This article develops an analytical framework for studying information divergences and likelihood ratios associated with Poisson processes and point patterns on general measurable spaces. The main results include explicit analytical formulas for Kullback-Leibler divergences, R\'enyi divergences, Hellinger distances, and likelihood ratios of the laws of Poisson point patterns in terms of their intensity measures.

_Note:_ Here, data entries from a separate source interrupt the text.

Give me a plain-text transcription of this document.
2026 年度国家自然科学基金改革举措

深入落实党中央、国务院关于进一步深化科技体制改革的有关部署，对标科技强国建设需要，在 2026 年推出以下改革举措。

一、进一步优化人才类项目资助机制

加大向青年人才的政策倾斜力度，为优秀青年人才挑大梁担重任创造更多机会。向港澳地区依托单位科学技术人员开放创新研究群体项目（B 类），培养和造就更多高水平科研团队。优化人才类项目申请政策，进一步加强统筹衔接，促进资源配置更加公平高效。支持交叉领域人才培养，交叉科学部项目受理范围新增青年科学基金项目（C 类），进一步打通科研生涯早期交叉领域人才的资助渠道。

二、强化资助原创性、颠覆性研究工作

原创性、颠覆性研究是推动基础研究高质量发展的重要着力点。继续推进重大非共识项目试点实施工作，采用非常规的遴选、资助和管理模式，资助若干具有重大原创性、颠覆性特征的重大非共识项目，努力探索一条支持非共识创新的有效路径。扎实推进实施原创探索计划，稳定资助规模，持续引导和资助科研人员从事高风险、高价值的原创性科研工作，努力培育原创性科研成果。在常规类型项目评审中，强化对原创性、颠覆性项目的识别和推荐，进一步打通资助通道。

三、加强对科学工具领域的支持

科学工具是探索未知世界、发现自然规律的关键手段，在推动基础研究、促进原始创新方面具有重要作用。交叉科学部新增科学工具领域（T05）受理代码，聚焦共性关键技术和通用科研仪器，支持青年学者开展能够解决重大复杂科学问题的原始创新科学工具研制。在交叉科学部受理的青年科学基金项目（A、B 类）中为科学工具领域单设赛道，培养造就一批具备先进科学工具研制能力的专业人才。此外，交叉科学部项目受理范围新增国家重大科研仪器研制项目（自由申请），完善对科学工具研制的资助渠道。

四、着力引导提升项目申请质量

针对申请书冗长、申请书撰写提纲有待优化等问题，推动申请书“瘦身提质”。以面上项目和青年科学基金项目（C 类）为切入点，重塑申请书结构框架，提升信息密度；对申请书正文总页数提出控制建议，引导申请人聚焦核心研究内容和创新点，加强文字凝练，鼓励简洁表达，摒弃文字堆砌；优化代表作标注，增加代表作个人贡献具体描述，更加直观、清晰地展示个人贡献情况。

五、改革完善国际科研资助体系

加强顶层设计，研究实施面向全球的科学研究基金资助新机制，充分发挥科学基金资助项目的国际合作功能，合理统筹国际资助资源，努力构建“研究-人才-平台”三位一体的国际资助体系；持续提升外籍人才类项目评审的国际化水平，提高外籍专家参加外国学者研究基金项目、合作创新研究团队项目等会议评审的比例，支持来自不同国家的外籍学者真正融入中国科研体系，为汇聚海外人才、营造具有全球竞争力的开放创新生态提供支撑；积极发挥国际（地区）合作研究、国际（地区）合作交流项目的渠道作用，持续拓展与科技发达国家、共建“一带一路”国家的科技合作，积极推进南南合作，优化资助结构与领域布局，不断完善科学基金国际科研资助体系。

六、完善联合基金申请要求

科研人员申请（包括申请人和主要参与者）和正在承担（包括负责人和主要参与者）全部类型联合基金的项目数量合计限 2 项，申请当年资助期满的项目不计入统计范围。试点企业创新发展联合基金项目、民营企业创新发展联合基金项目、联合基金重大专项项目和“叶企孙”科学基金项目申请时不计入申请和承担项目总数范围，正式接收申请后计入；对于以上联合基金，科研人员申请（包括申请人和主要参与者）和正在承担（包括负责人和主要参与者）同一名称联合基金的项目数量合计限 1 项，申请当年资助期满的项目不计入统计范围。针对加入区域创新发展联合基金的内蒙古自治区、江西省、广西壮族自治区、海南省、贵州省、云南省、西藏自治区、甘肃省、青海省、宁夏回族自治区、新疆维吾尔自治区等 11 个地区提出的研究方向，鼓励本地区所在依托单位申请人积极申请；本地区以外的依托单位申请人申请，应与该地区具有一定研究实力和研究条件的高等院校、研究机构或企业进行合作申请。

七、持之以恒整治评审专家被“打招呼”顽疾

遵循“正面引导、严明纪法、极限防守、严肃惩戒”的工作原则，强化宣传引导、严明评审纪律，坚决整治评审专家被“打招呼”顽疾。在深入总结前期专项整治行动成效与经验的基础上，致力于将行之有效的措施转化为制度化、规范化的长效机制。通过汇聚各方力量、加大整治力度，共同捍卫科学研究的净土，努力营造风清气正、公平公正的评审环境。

The general results yield similar formulas for inhomogeneous Poisson processes, compound Poisson processes, as well as spatial and marked Poisson point patterns. Additional results include simple characterisations of absolute continuity, mutual singularity, and the existence of common dominating measures. The analytical toolbox is based on Tsallis divergences of sigma-finite measures on abstract measurable spaces. The treatment is purely information-theoretic and free of topological assumptions.

翻译：本文建立了一个分析框架，用于研究一般可测空间上泊松过程与点模式相关的信息散度及似然比。主要结果包括：以强度测度表示的泊松点模式分布的Kullback-Leibler散度、Rényi散度、Hellinger距离及似然比的显式解析公式。该一般性结果导出了非齐次泊松过程、复合泊松过程以及空间与标记泊松点模式的类似公式。其他结果包括绝对连续性、相互奇异性及公共控制测度存在的简明刻画。本分析工具箱基于抽象可测空间上σ有限测度的Tsallis散度。处理方式纯粹基于信息论，无需拓扑假设。